Parenting with a Chronic Illness – What Moms Need
Mommy moments come in all forms of days at the park, birthday parties with streamers, and gymnastics classes. All of these provide the perfect opportunity for mothers to let their little ones burn some energy as well as share in their latest challenges. As the amount of women who live with chronic illnesses such as diabetes and rheumatoid arthritis, continues to grow, however, so does the ability to always participate in these spontaneous mommy moments.

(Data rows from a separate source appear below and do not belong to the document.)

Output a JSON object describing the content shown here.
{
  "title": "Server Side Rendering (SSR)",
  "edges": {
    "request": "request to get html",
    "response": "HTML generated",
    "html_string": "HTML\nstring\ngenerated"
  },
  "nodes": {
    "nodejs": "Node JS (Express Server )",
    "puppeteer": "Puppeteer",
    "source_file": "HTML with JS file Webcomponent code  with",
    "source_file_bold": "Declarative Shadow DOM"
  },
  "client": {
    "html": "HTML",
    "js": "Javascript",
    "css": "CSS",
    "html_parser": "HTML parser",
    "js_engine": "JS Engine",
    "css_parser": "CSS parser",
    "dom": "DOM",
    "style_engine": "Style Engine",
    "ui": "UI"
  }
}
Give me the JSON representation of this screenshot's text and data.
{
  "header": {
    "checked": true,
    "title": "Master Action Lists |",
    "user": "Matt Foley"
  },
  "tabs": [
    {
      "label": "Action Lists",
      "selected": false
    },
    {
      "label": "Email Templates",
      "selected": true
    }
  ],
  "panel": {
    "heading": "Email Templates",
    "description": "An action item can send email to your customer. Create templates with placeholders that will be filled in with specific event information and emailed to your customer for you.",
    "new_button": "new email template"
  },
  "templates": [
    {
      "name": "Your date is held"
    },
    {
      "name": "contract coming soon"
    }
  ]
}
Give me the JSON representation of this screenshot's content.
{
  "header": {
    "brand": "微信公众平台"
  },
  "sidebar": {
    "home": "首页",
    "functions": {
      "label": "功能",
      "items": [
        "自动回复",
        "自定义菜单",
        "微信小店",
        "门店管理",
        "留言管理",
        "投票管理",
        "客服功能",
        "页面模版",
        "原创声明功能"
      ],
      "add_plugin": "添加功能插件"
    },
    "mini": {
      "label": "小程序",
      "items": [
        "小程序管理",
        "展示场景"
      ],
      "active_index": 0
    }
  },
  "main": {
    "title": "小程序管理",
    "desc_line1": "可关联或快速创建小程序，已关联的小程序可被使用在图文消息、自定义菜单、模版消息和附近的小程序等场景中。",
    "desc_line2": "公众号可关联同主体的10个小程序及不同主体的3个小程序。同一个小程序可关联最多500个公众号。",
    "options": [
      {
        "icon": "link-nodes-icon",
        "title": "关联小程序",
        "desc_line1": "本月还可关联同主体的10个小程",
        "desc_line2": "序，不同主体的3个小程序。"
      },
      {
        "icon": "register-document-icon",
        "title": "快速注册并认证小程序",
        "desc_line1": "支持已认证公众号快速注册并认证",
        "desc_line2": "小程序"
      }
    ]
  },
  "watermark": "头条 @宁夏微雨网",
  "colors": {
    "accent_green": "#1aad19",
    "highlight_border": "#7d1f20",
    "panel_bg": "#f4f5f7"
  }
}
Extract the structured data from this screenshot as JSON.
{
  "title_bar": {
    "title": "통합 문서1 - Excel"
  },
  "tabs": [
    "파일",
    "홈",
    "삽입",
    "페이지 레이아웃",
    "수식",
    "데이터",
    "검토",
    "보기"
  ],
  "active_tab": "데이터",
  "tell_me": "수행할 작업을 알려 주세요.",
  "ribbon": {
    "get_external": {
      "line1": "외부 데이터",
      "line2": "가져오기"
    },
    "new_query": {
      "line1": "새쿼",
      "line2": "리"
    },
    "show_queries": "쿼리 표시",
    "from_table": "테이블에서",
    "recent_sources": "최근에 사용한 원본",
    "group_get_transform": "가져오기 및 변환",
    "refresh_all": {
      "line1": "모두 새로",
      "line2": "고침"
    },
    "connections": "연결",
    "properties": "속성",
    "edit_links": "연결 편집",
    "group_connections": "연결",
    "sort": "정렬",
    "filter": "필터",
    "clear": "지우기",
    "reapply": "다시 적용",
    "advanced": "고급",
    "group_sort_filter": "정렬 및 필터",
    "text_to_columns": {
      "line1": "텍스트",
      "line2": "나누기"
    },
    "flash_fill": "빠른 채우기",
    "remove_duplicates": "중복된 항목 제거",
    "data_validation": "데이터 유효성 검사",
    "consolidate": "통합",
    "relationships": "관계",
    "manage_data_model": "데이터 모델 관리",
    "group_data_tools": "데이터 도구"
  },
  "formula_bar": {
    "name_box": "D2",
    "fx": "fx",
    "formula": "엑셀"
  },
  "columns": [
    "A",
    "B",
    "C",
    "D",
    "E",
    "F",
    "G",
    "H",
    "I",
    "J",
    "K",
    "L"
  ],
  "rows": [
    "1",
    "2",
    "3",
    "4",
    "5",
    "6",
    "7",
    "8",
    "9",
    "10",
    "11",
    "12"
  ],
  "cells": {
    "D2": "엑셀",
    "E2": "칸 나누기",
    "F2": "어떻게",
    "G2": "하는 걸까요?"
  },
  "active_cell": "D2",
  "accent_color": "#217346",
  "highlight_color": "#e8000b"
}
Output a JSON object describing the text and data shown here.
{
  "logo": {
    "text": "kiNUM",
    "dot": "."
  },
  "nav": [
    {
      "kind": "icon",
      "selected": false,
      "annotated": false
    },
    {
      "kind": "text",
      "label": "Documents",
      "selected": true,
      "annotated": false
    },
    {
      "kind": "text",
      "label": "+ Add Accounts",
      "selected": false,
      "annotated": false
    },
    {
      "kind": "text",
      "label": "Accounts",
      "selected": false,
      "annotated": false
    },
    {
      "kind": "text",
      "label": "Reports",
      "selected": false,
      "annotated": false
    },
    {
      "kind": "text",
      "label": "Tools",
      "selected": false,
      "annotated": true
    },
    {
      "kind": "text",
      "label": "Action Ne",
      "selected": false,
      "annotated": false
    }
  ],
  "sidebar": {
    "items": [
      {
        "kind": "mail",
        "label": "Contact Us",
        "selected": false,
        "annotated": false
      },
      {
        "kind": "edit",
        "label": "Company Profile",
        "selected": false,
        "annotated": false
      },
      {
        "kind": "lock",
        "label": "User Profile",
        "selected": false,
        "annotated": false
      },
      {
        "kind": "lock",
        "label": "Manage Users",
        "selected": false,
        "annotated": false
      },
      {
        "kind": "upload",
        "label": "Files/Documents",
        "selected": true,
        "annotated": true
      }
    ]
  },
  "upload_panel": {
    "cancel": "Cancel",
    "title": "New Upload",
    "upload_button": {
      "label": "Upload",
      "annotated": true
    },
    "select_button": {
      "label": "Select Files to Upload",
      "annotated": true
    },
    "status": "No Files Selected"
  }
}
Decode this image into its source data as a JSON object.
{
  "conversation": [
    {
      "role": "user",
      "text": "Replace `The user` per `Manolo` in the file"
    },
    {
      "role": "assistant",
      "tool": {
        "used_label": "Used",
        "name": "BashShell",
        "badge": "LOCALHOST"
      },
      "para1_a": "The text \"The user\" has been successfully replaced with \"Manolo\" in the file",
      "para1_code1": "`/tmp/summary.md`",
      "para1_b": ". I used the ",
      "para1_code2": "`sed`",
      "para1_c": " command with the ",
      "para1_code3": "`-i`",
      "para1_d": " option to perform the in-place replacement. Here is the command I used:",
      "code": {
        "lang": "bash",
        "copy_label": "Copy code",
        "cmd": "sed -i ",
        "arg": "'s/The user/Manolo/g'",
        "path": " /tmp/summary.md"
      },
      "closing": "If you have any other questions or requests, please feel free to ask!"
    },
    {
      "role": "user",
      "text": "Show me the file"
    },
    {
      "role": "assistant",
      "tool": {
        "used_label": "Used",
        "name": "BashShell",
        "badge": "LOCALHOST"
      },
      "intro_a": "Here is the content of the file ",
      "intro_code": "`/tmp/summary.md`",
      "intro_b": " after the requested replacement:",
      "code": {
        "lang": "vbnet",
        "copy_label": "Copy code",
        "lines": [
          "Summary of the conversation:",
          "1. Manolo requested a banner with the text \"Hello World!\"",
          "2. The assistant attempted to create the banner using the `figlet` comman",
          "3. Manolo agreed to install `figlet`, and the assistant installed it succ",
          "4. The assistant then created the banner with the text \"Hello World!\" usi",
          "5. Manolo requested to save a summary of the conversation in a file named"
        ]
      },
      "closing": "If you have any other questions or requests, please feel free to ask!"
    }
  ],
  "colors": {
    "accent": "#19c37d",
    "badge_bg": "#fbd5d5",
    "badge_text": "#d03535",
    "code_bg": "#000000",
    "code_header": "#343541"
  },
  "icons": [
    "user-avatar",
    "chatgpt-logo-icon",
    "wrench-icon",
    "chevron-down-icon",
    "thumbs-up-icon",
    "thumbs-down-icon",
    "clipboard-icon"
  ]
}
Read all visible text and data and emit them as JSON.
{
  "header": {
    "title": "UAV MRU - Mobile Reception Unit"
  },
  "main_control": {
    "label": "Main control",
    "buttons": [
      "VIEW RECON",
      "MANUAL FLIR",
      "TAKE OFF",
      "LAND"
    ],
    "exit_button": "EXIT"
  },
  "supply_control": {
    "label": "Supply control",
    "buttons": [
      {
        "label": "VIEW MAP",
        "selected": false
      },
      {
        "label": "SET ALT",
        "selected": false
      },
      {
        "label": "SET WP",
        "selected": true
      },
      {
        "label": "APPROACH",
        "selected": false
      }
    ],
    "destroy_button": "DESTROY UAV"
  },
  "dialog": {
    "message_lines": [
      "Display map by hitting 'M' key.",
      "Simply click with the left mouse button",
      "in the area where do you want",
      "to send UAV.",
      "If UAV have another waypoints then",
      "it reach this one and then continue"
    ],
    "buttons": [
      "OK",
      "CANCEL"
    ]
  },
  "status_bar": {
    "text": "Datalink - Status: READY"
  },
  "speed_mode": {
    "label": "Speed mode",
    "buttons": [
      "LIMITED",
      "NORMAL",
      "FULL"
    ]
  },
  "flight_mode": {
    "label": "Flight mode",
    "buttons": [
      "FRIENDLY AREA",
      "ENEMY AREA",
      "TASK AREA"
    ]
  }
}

According to the National Fibromyalgia Association, fibromyalgia (FM) experts estimate that about 10 million Americans and approximately 5 percent of the population worldwide live with this disabling condition of FM, one of the fastest growing auto-immune diseases in the USA. When I recently went to my adoptive moms play date group, even within this niche group, three out of the six of us had chronic illnesses. Being aware of they illness symptoms a friend may cope with, and the daily changes in their limitations and abilities, can make a big difference in how much they are willing to be a part of a mom’s group and feel comfortable around other moms who all seem to jump hurdles at the speed of light.
[1]. Don’t be hesitant to ask what time of the day is best for play-dates or activities. For someone with a chronic illness, this will vary from season to season (weather can impact it a lot); and also from one illness to another. For some moms, mornings are good and afternoons are exhausting; for others it’s the other way around. Heat combined with illness can make it impossible for a chronically ill mom to even be outside for long.
[2] Be understanding if she has to cancel, rather than bombarding her with guilt. Coping with a chronic illness means that every day is unpredictable. Last week I did nothing other than take a step and my knee locked up for four days. I did all the heat and ice therapies, took extra medication and tried not to complain. But all my plans were cancelled with no advance warning.
[3] Ask questions such as “how far are you comfortable walking today?” and try to accommodate. Remember a two-block walk to the park may seem like miles for her. Stairs may be difficult if not impossible so take the elevator with her. When she walks keep a pace with her and realize she may have to take rest stops even while walking small distances. Chase after her kids and let her have a few minutes of rest. Standing for long can also be challenging. What looks like a short line for the carousel may be impossible for her to withstand. Offer to stand in line and let her jump in later.
[4] Ask polite questions about her illness, such as “what is your greatest challenge?” Avoid telling her about the cures you’ve heard for her illness; the products you may sell that could help her; or about your mother’s cousin’s sister who has the same illness but still manages to raise five children and work full-time.
[5] Be aware of simple things that may be difficult for her. For example, if you go to the beach, you may want to ask her if she would like to be dropped off while you find a parking spot; she may not be able to sit on the ground so bring a few lawn chairs so she isn’t the only one two feet above the rest of your friends. She will likely be limited in her sun-exposure. She may not be able to carry as much picnic items as you can from the car. While you don’t want to make her feel helpless, nor does she want you to make a big deal out of it, just be aware that she may need some extra considerations.
[6] Don’t assume that she can take care of your children, even for five minutes, unless she volunteers. Child-caring is exhausting and caring for her own may be zapping her of the little strength she already has. Plus, if your kids are prone to run out into the street, realize that she may not physically be able to chase them.
[7] Plan activities that she can participate in. While you may love your stroller exercise groups, and mommy-and-me swim classes, these activities may not be options for her. Ask her what kinds of things she likes to do and then join her for these. Keep the activities under three hours; while you may spend six hours at the zoo, affirm that you completely understand she needs to get home. Don’t say, “a little more exercise may do you some good!”
[8] Lastly, say the words to her that every mom wants to hear: “You are an amazing mom and I don’t know how you do it all. I truly admire your perseverance and strength.